August 20, 2010

Four Funds for Natural-Resource Investing

The recent spike in the price of wheat was a reminder that commodities like foodstuffs offer profit potential for investors. Several top advisors outline the funds they use to invest in this sector.

Here's how several top advisors include natural resources in their clients' portfolios.

John B. Cox, CFA, CAIA, MBA, Charles D. Haines LLC, Birmingham, Ala.

We like Ivy Global Natural Resources (IGNYX) managed by Fred Sturm. Our client portfolios typically have 5 to 8 percent invested in this fund.

We believe in the secular bull market in commodity stocks, and we feel like Ivy GNR gives us the best opportunity to capture the long-term trends.

Fred Sturm has been at the helm of the fund since its inception more than 13 years ago and has almost 30 years of investment experience.

He lives in Canada, which is a great place to be for a natural-resources fund manager.

The fund typically has 50 percent of its assets outside of the U.S. and tends to invest in very innovative companies.

Many of the fund's competitors load up on the big energy companies, but Sturm does not do that.

While about half of the portfolio is energy-related, you will not find Exxon, Chevron, etc., in the fund.

It will have some exploration companies, natural gas pipeline companies, as well as fertilizer companies, chemical companies and water infrastructure companies.

It is a well-diversified fund that has produced great long-term results but will lag its benchmark and peer group from time to time.

Sturm will also hedge currencies and broad stock market exposure periodically.

Johanna Fox Turner, CPA, CFP, RLP, Milestones Financial Planning, LLC, Mayfield, Ky.

I am currently using two funds for clients investing in natural resources: Prudential Jennison Natural Resources Z (PNRZX) is my favorite right now.

I like PNRZX not only because it is no load, with a 9 percent turnover and a low (less than 1 percent) net-expense ratio, but also because its managers focus on energy commodities.

It's hard to argue with this strategy: the fund has a 10-year after-tax return averaging 16.25 percent.

Although it is a Class Z fund, it has wide brokerage availability, and there is no minimum for initial and subsequent investments. This makes it an ideal fund for employees who participate in a SIMPLE or 401(k) through a small employer.

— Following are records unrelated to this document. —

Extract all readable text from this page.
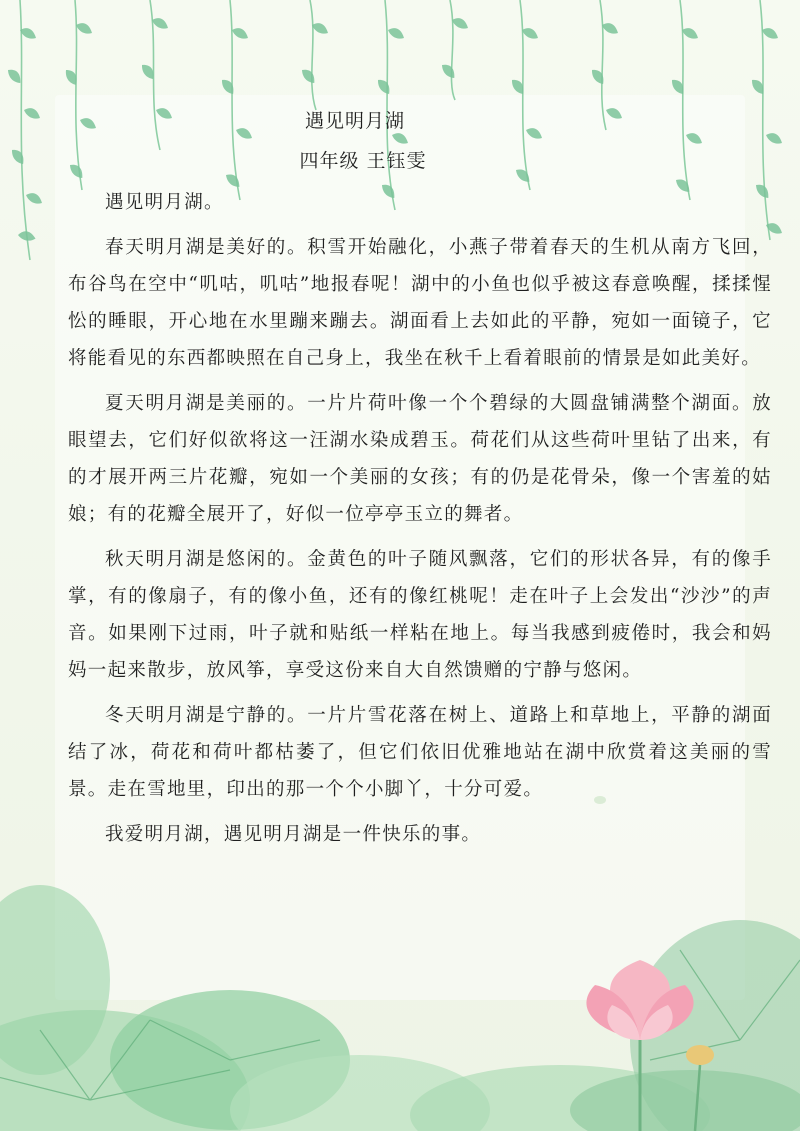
遇见明月湖
四年级 王钰雯

遇见明月湖。

春天明月湖是美好的。积雪开始融化，小燕子带着春天的生机从南方飞回，布谷鸟在空中“叽咕，叽咕”地报春呢！湖中的小鱼也似乎被这春意唤醒，揉揉惺忪的睡眼，开心地在水里蹦来蹦去。湖面看上去如此的平静，宛如一面镜子，它将能看见的东西都映照在自己身上，我坐在秋千上看着眼前的情景是如此美好。

夏天明月湖是美丽的。一片片荷叶像一个个碧绿的大圆盘铺满整个湖面。放眼望去，它们好似欲将这一汪湖水染成碧玉。荷花们从这些荷叶里钻了出来，有的才展开两三片花瓣，宛如一个美丽的女孩；有的仍是花骨朵，像一个害羞的姑娘；有的花瓣全展开了，好似一位亭亭玉立的舞者。

秋天明月湖是悠闲的。金黄色的叶子随风飘落，它们的形状各异，有的像手掌，有的像扇子，有的像小鱼，还有的像红桃呢！走在叶子上会发出“沙沙”的声音。如果刚下过雨，叶子就和贴纸一样粘在地上。每当我感到疲倦时，我会和妈妈一起来散步，放风筝，享受这份来自大自然馈赠的宁静与悠闲。

冬天明月湖是宁静的。一片片雪花落在树上、道路上和草地上，平静的湖面结了冰，荷花和荷叶都枯萎了，但它们依旧优雅地站在湖中欣赏着这美丽的雪景。走在雪地里，印出的那一个个小脚丫，十分可爱。

我爱明月湖，遇见明月湖是一件快乐的事。
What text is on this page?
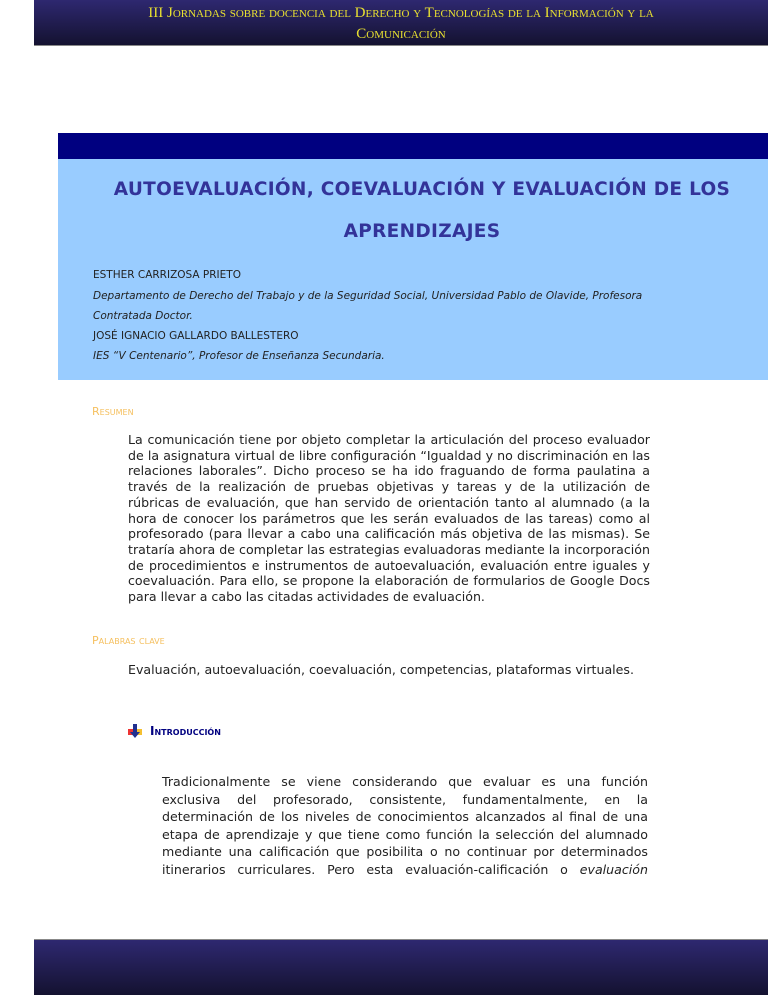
III Jornadas sobre docencia del Derecho y Tecnologías de la Información y la
Comunicación
AUTOEVALUACIÓN, COEVALUACIÓN Y EVALUACIÓN DE LOS
APRENDIZAJES
ESTHER CARRIZOSA PRIETO
Departamento de Derecho del Trabajo y de la Seguridad Social, Universidad Pablo de Olavide, Profesora
Contratada Doctor.
JOSÉ IGNACIO GALLARDO BALLESTERO
IES “V Centenario”, Profesor de Enseñanza Secundaria.
Resumen
La comunicación tiene por objeto completar la articulación del proceso evaluador de la asignatura virtual de libre configuración “Igualdad y no discriminación en las relaciones laborales”. Dicho proceso se ha ido fraguando de forma paulatina a través de la realización de pruebas objetivas y tareas y de la utilización de rúbricas de evaluación, que han servido de orientación tanto al alumnado (a la hora de conocer los parámetros que les serán evaluados de las tareas) como al profesorado (para llevar a cabo una calificación más objetiva de las mismas). Se trataría ahora de completar las estrategias evaluadoras mediante la incorporación de procedimientos e instrumentos de autoevaluación, evaluación entre iguales y coevaluación. Para ello, se propone la elaboración de formularios de Google Docs para llevar a cabo las citadas actividades de evaluación.
Palabras clave
Evaluación, autoevaluación, coevaluación, competencias, plataformas virtuales.
Introducción

Tradicionalmente se viene considerando que evaluar es una función

exclusiva del profesorado, consistente, fundamentalmente, en la

determinación de los niveles de conocimientos alcanzados al final de una

etapa de aprendizaje y que tiene como función la selección del alumnado

mediante una calificación que posibilita o no continuar por determinados

itinerarios curriculares. Pero esta evaluación-calificación o evaluación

Finally, there are no redemption fees should a client or advisor need to liquidate short-term.

While I wouldn't necessarily use this fund for older clients and/or those looking for current income, it is a nice portfolio addition for those who want some natural resources exposure who can handle more risk.

Fidelity Select Materials (FSDPX): Like PNRZX, Fidelity Select Materials has a relatively low net-expense ratio of less than 1 percent and is a no-load fund. However, it does have a 104 percent turnover, which is not my ideal choice for client funds.

In addition, management can invest up to 25 percent of its assets in one stock, which could be a concern.

Although currently its largest holding is DOW (at 8.08 percent), almost one-half of its assets are in its top 10 holdings.

On the plus side, it has a stellar 10-year track history and even its short-term results outdo both its index and the S&P 500.

I do have some clients currently invested in this fund. You'll pay a redemption fee to Fidelity (0.75 percent) but only if you have to sell in the first 30 days, which is quite reasonable.

J. Victor Conrad, CFP, ChFC, AIF, CPA, Pinnacle Financial Strategies, Wexford, Pa.

I use PIMCO Commodity Real Return Strategy (PCRAX) to gain natural resources/commodity exposure for clients.

Since I am not about to try to determine which individual commodities will perform well during any particular period of time, I can gain access to a broad "basket" of commodities by using this fund, which also provides some income as the manager actively manages the cash not used to purchase the index derivatives (Dow Jones UBS Commodity Index).

I also like the fact that this index has a governor on it - and no more than a third of the index used will be in energy.

I will not buy and hold this fund for extended periods of time. For example, I sold it out of client portfolios back in late 2007 when crude oil reached $100/barrel, locking in gains for clients and avoiding the drop in crude oil prices in the second half of 2008.

Recently I purchased this fund again in client accounts in late May 2010 when crude oil dipped below $70/barrel, and the fund has returned over 10 percent since then. I tend to use crude oil as the primary data point for buying and selling since crude oil tends to be the largest single sub-index weighting.